A Associação Brasileira do Biogás e do Biometano (ABiogás) anuncia uma plataforma inédita em Power BI (Business Inteligence) voltada para o setor, lançada no 12º Fórum do Biogás. Fernanda acredita que, para o transporte coletivo, a novidade significa “orientação estratégica na renovação de frotas e melhor planejamento de corredores abastecidos com biometano”

Marcia Pinna

TECHNIBUS – O biometano é uma alternativa viável para a descarbonização do transporte coletivo?

Renata Isfer – Sem dúvida. O biometano é uma das soluções mais viáveis e imediatas para a descarbonização do transporte coletivo. Ele proporciona redução significativa das emissões de gases de efeito estufa, com estudos da Empresa de Pesquisa Energética (EPE) e da consultoria LCA Consultores/MTempo Capital indicando que, em determinados cenários de ciclo de vida completo (“do berço à roda”), o desempenho climático do biometano é até superior ao da eletricidade, considerando as emissões da produção de baterias e da geração elétrica. Além disso, trata-se de uma tecnologia madura e já disponível, que utiliza a mesma infraestrutura de GNV e motores a gás, garantindo rapidez na implementação, previsibilidade no abastecimento e custo total competitivo. O biometano é oriundo da produção de biogás que permite transformar resíduos orgânicos, considerados passivos ambientais em ativos energéticos.

TECHNIBUS – Por que as iniciativas ainda são pontuais? Quais as dificuldades para incorporar o combustível no transporte coletivo?

Renata Isfer – No Brasil, o biogás e o biometano enfrentam entraves estruturais que precisam ser superados para que o setor alcance todo o seu potencial, inclusive no transporte coletivo. Ainda convivemos com uma regulação fragmentada, marcada pela falta de padronização entre os estados, pelas tarifas elevadas de uso da rede — como TUSD — e pela ausência de uma política nacional integrada que dê previsibilidade aos investimentos. Soma-se a isso a infraestrutura insuficiente: a malha de gasodutos permanece concentrada na faixa litorânea do país, principalmente na região Sudeste e em parte do Sul, o que limita o escoamento e a injeção do biometano em grande escala para o interior do país, dificultando o abastecimento direto das frotas urbanas. Também enfrentamos desafios no acesso a financiamento, que apesar de já existirem hoje em dia ainda carecem de linhas de crédito específicas e adequadas ao perfil do setor. ,  já que os projetos são intensivos em capital. Além disso, a competição desigual com combustíveis fósseis subsidiados, como o gás natural importado e o diesel, que chegam ao mercado brasileiro a preços mais competitivos em várias regiões, reduz a atratividade de alternativas renováveis para empresas de transporte e prefeituras. Por esses motivos, as iniciativas com ônibus a biometano ainda são pontuais, mas, com políticas consistentes, podem se transformar rapidamente em soluções de escala para a mobilidade urbana.

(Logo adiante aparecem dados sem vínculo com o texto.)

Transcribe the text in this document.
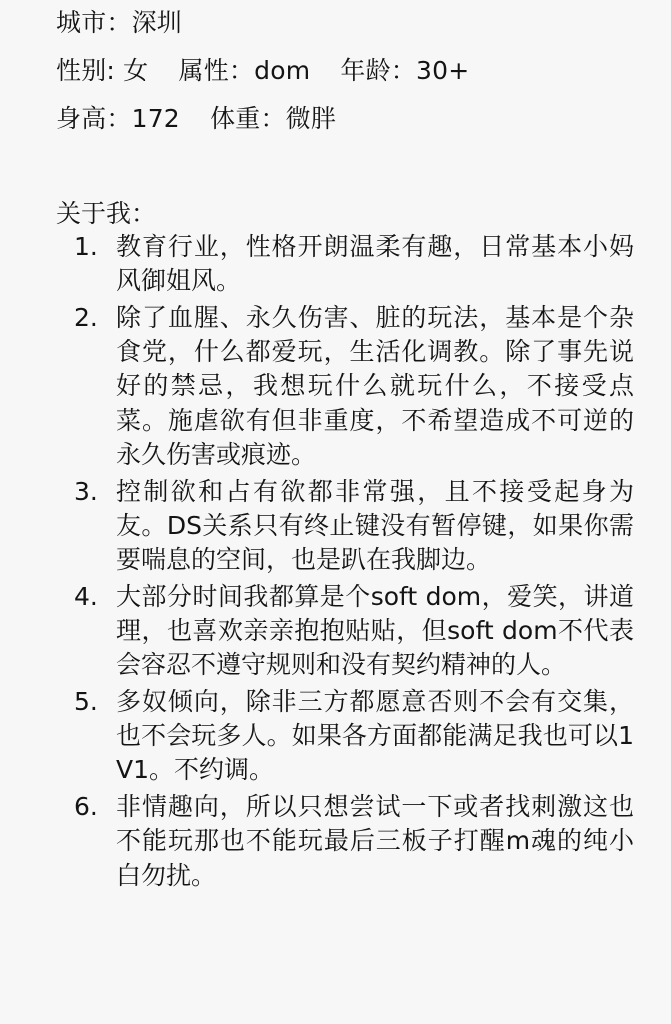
城市：深圳
性别: 女 属性：dom 年龄：30+
身高：172 体重：微胖
关于我：
1. 教育行业，性格开朗温柔有趣，日常基本小妈风御姐风。
2. 除了血腥、永久伤害、脏的玩法，基本是个杂食党，什么都爱玩，生活化调教。除了事先说好的禁忌，我想玩什么就玩什么，不接受点菜。施虐欲有但非重度，不希望造成不可逆的永久伤害或痕迹。
3. 控制欲和占有欲都非常强，且不接受起身为友。DS关系只有终止键没有暂停键，如果你需要喘息的空间，也是趴在我脚边。
4. 大部分时间我都算是个soft dom，爱笑，讲道理，也喜欢亲亲抱抱贴贴，但soft dom不代表会容忍不遵守规则和没有契约精神的人。
5. 多奴倾向，除非三方都愿意否则不会有交集，也不会玩多人。如果各方面都能满足我也可以1V1。不约调。
6. 非情趣向，所以只想尝试一下或者找刺激这也不能玩那也不能玩最后三板子打醒m魂的纯小白勿扰。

TECHNIBUS – Quais regiões têm melhores condições para expandir o uso do biometano?

Renata Isfer – O Brasil tem potencial em todas as regiões, e por isso o biogás e o biometano são tão importantes e democráticos, pois qualquer matéria-prima orgânica tem potencial de ser transformada no energético. É claro que algumas regiões se destacam, como por exemplo o estado de São Paulo. Segundo o estudo da Fiesp/ABiogás (2025), pode produzir 6,4 milhões m³/dia no curto prazo, o que representaria mais de R$ 30 bilhões em investimentos e 20 mil empregos. O Centro-Oeste (MS, GO, MT) tem grande potencial ligado ao setor agroindustrial, seguido pelo Sul (PR e RS): impulsionado pela suinocultura e avicultura. O Nordeste está em pleno desenvolvimento, e quero destacar aqui a produção de biogás a partir dos resíduos sólidos urbanos e saneamento. Esses polos refletem a necessidade de um planejamento logístico integrado, com corredores sustentáveis de biometano, conforme sugerido pelo estudo paulista.

TECHNIBUS – Como a nova plataforma em Power BI pode ajudar municípios e operadores?
Renata Isfer –
A plataforma inédita em Power BI que será lançada durante o 12º Fórum do Biogás, dias 2 e 3 de setembro, organiza em um só ambiente, todos os incentivos regulatórios, tributários e financeiros relacionados ao biogás e ao biometano. Isso confere transparência e agilidade às decisões de prefeitos, gestores públicos e operadores de transporte, permitindo identificar linhas de crédito, incentivos estaduais e condições regulatórias favoráveis. Para o transporte coletivo, isso significa orientação estratégica na renovação de frotas e melhor planejamento de corredores abastecidos com biometano.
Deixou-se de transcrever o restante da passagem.